AP CM YS Jagan Speech at Southern Zonal Council Meet Tirupati

 - Sakshi PostAP CM YS Jagan Speech at Southern Zonal Council Meet Tirupati

Andhra Pradesh Chief Minister YS Jagan Mohan Reddy in his inaugural address to the 29th southern zonal council meeting held in Tirupati, stressed on various points.

Following are the excerpts of the Chief Minister's speech:

I reiterate that for the Country’s overall development, the robustness of the Centre-State and Inter-State relations is of paramount importance. I therefore emphasize the need to work towards a mechanism that ensures amicable and time bound settlement of issues that exist between the parties.
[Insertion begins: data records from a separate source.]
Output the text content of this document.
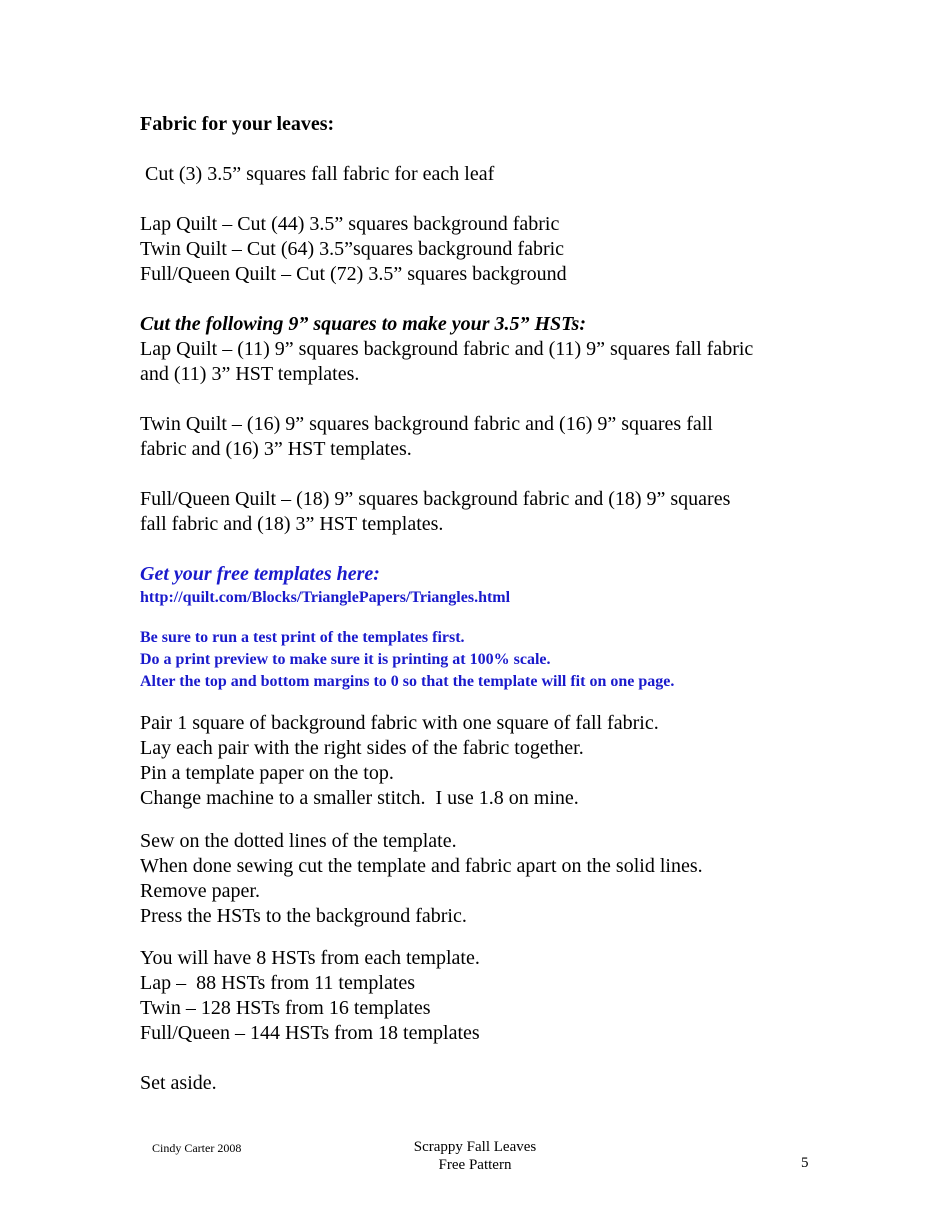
Fabric for your leaves:
Cut (3) 3.5” squares fall fabric for each leaf
Lap Quilt – Cut (44) 3.5” squares background fabric
Twin Quilt – Cut (64) 3.5”squares background fabric
Full/Queen Quilt – Cut (72) 3.5” squares background
Cut the following 9” squares to make your 3.5” HSTs:
Lap Quilt – (11) 9” squares background fabric and (11) 9” squares fall fabric
and (11) 3” HST templates.
Twin Quilt – (16) 9” squares background fabric and (16) 9” squares fall
fabric and (16) 3” HST templates.
Full/Queen Quilt – (18) 9” squares background fabric and (18) 9” squares
fall fabric and (18) 3” HST templates.
Get your free templates here:
http://quilt.com/Blocks/TrianglePapers/Triangles.html
Be sure to run a test print of the templates first.
Do a print preview to make sure it is printing at 100% scale.
Alter the top and bottom margins to 0 so that the template will fit on one page.
Pair 1 square of background fabric with one square of fall fabric.
Lay each pair with the right sides of the fabric together.
Pin a template paper on the top.
Change machine to a smaller stitch.  I use 1.8 on mine.
Sew on the dotted lines of the template.
When done sewing cut the template and fabric apart on the solid lines.
Remove paper.
Press the HSTs to the background fabric.
You will have 8 HSTs from each template.
Lap –  88 HSTs from 11 templates
Twin – 128 HSTs from 16 templates
Full/Queen – 144 HSTs from 18 templates
Set aside.
Cindy Carter 2008	Scrappy Fall Leaves
Free Pattern	5
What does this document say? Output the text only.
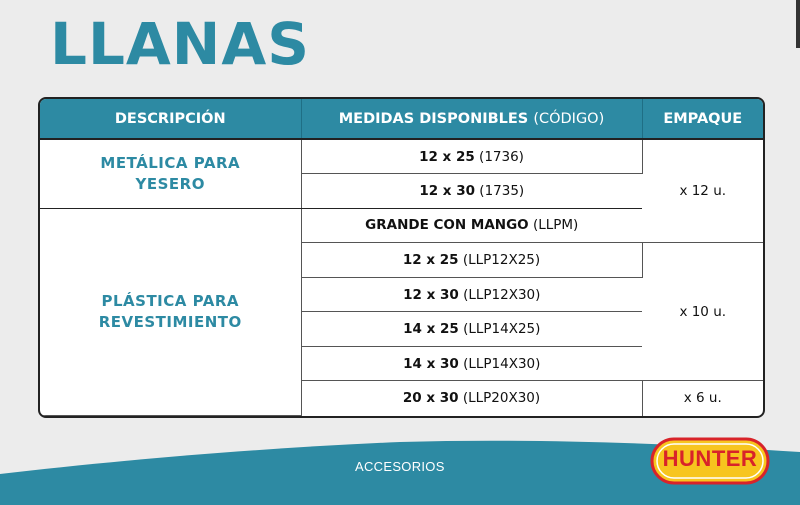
LLANAS
DESCRIPCIÓN	MEDIDAS DISPONIBLES (CÓDIGO)	EMPAQUE

METÁLICA PARA
YESERO	12 x 25 (1736)	x 12 u.
	12 x 30 (1735)	

PLÁSTICA PARA
REVESTIMIENTO	GRANDE CON MANGO (LLPM)	
	12 x 25 (LLP12X25)	x 10 u.
	12 x 30 (LLP12X30)	
	14 x 25 (LLP14X25)	
	14 x 30 (LLP14X30)	
	20 x 30 (LLP20X30)	x 6 u.
ACCESORIOS	HUNTER
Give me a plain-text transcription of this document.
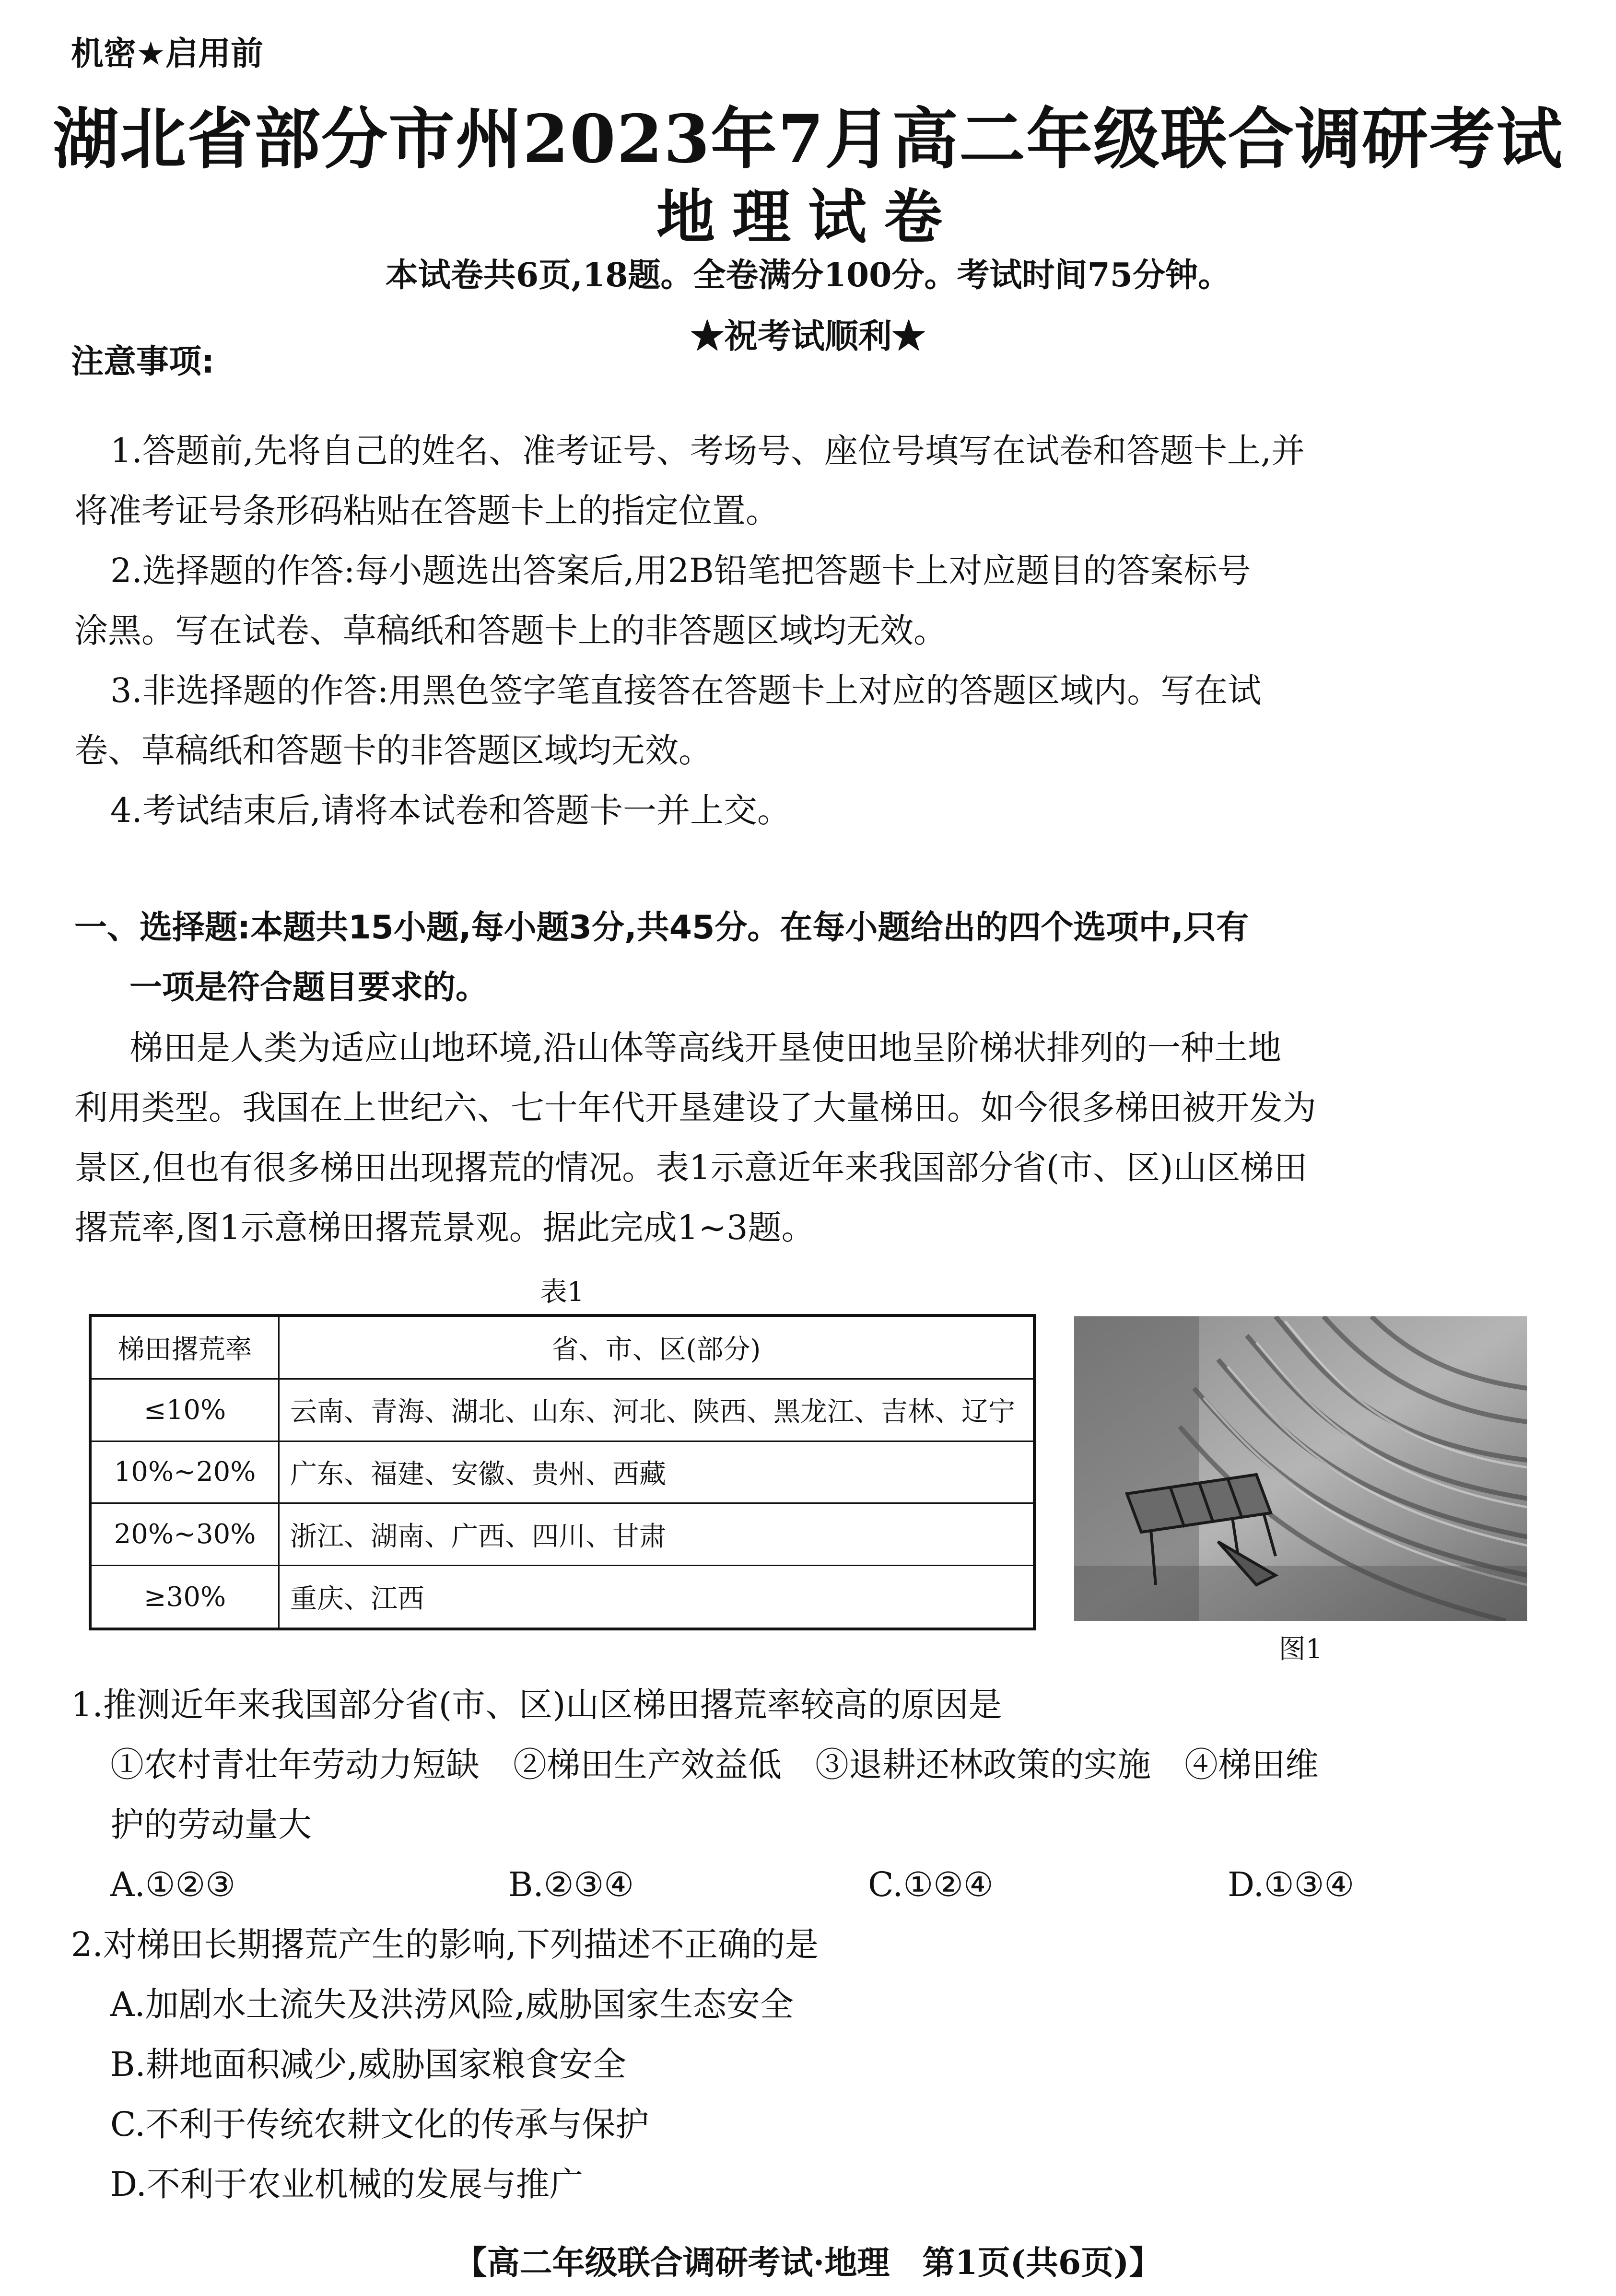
机密★启用前
湖北省部分市州2023年7月高二年级联合调研考试
地理试卷
本试卷共6页,18题。全卷满分100分。考试时间75分钟。
★祝考试顺利★
注意事项:
1.答题前,先将自己的姓名、准考证号、考场号、座位号填写在试卷和答题卡上,并
将准考证号条形码粘贴在答题卡上的指定位置。
2.选择题的作答:每小题选出答案后,用2B铅笔把答题卡上对应题目的答案标号
涂黑。写在试卷、草稿纸和答题卡上的非答题区域均无效。
3.非选择题的作答:用黑色签字笔直接答在答题卡上对应的答题区域内。写在试
卷、草稿纸和答题卡的非答题区域均无效。
4.考试结束后,请将本试卷和答题卡一并上交。
一、选择题:本题共15小题,每小题3分,共45分。在每小题给出的四个选项中,只有
一项是符合题目要求的。
梯田是人类为适应山地环境,沿山体等高线开垦使田地呈阶梯状排列的一种土地
利用类型。我国在上世纪六、七十年代开垦建设了大量梯田。如今很多梯田被开发为
景区,但也有很多梯田出现撂荒的情况。表1示意近年来我国部分省(市、区)山区梯田
撂荒率,图1示意梯田撂荒景观。据此完成1~3题。
表1
梯田撂荒率	省、市、区(部分)
≤10%	云南、青海、湖北、山东、河北、陕西、黑龙江、吉林、辽宁
10%~20%	广东、福建、安徽、贵州、西藏
20%~30%	浙江、湖南、广西、四川、甘肃
≥30%	重庆、江西
图1
1.推测近年来我国部分省(市、区)山区梯田撂荒率较高的原因是
①农村青壮年劳动力短缺　②梯田生产效益低　③退耕还林政策的实施　④梯田维
护的劳动量大
A.①②③	B.②③④	C.①②④	D.①③④
2.对梯田长期撂荒产生的影响,下列描述不正确的是
A.加剧水土流失及洪涝风险,威胁国家生态安全
B.耕地面积减少,威胁国家粮食安全
C.不利于传统农耕文化的传承与保护
D.不利于农业机械的发展与推广
【高二年级联合调研考试·地理　第1页(共6页)】
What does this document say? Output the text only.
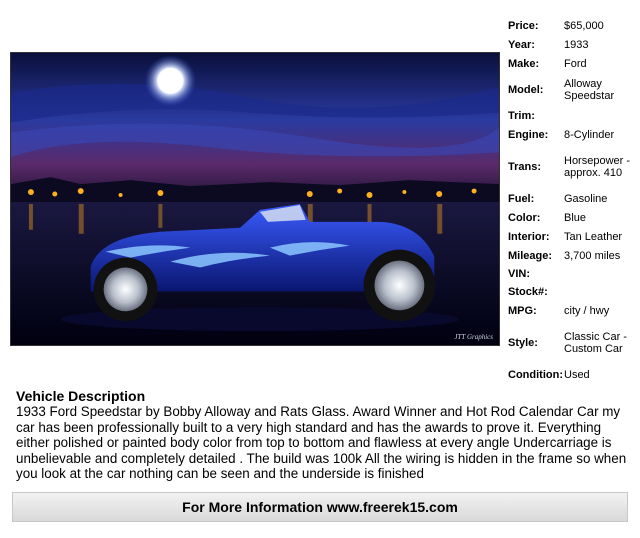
JTT Graphics
Price:	$65,000
Year:	1933
Make:	Ford
Model:	Alloway Speedstar
Trim:	
Engine:	8-Cylinder
Trans:	Horsepower - approx. 410
Fuel:	Gasoline
Color:	Blue
Interior:	Tan Leather
Mileage:	3,700 miles
VIN:	
Stock#:	
MPG:	city / hwy
Style:	Classic Car - Custom Car
Condition:	Used
Vehicle Description
1933 Ford Speedstar by Bobby Alloway and Rats Glass. Award Winner and Hot Rod Calendar Car my car has been professionally built to a very high standard and has the awards to prove it. Everything either polished or painted body color from top to bottom and flawless at every angle Undercarriage is unbelievable and completely detailed . The build was 100k All the wiring is hidden in the frame so when you look at the car nothing can be seen and the underside is finished
For More Information www.freerek15.com
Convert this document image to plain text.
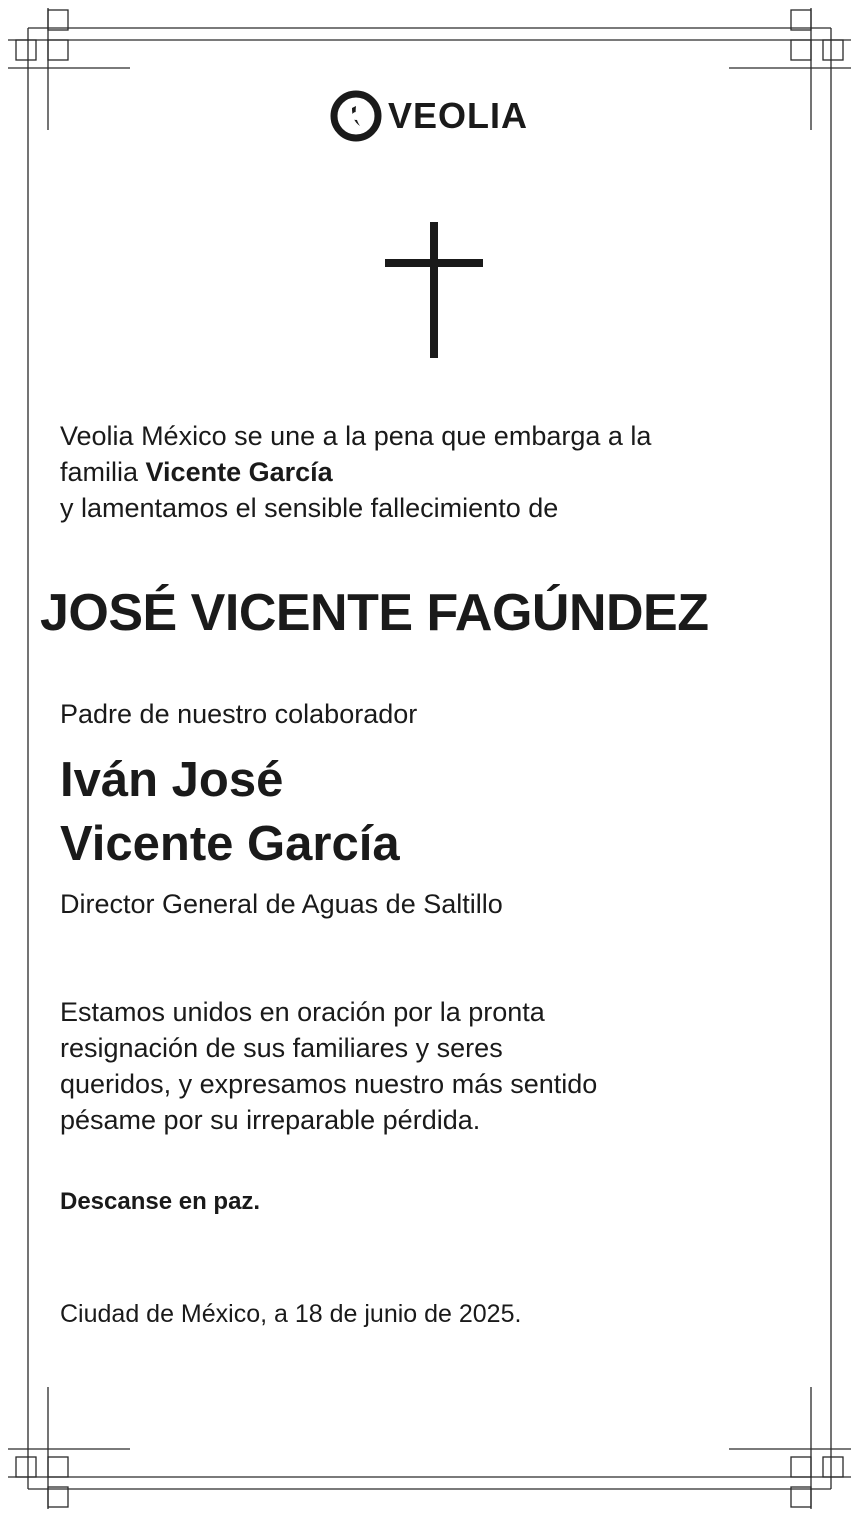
VEOLIA
Veolia México se une a la pena que embarga a la
familia Vicente García
y lamentamos el sensible fallecimiento de
JOSÉ VICENTE FAGÚNDEZ
Padre de nuestro colaborador
Iván José
Vicente García
Director General de Aguas de Saltillo
Estamos unidos en oración por la pronta
resignación de sus familiares y seres
queridos, y expresamos nuestro más sentido
pésame por su irreparable pérdida.
Descanse en paz.
Ciudad de México, a 18 de junio de 2025.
Post bifurcation of the erstwhile State of Andhra Pradesh in 2014, the newly formed State of Telangana and the Successor State of Andhra Pradesh have several bifurcation related issues that are yet to be resolved. The long pendency of these issues would not only force the States to endure a huge economic loss but would also have the potential to strain the relationship between the States. It is imperative that a suitable solution emerges and the issues are addressed at the earliest. I seek to draw the attention of this august body to some of the matters requiring urgent intervention.
Sir, the bifurcation of the erstwhile State of Andhra Pradesh has caused immense hardship to the Successor State of Andhra Pradesh. The disastrous consequences of the bifurcation are evident from the fact that during 2015-16, the first full financial year after the State bifurcation, the percapita State’s own revenues of Telangana were Rs. 15,454 as against a corresponding figure of Rs. 8,979 for Andhra Pradesh. This figure singlehandedly conveys the distress of Andhra Pradesh. In recognition of the necessity to provide support to the State of Andhra Pradesh, commitments were made on the floor of the house at the time of passing the AP Reorganization Bill, 2014. Further, important measures were contemplated under the Act to assist the successor State in strengthening its economy and State Finances. Had all the assurances and contemplated measures been implemented, the difficulties faced by the successor State would have been alleviated to some extent. However, such is not the case. Even after seven years of bifurcation, the majority of the commitments remain unfulfilled and Andhra Pradesh continues to face immense economic hardships and deprivation. I take this opportunity to draw the attention of this august body to some critical issues faced by the State of Andhra Pradesh.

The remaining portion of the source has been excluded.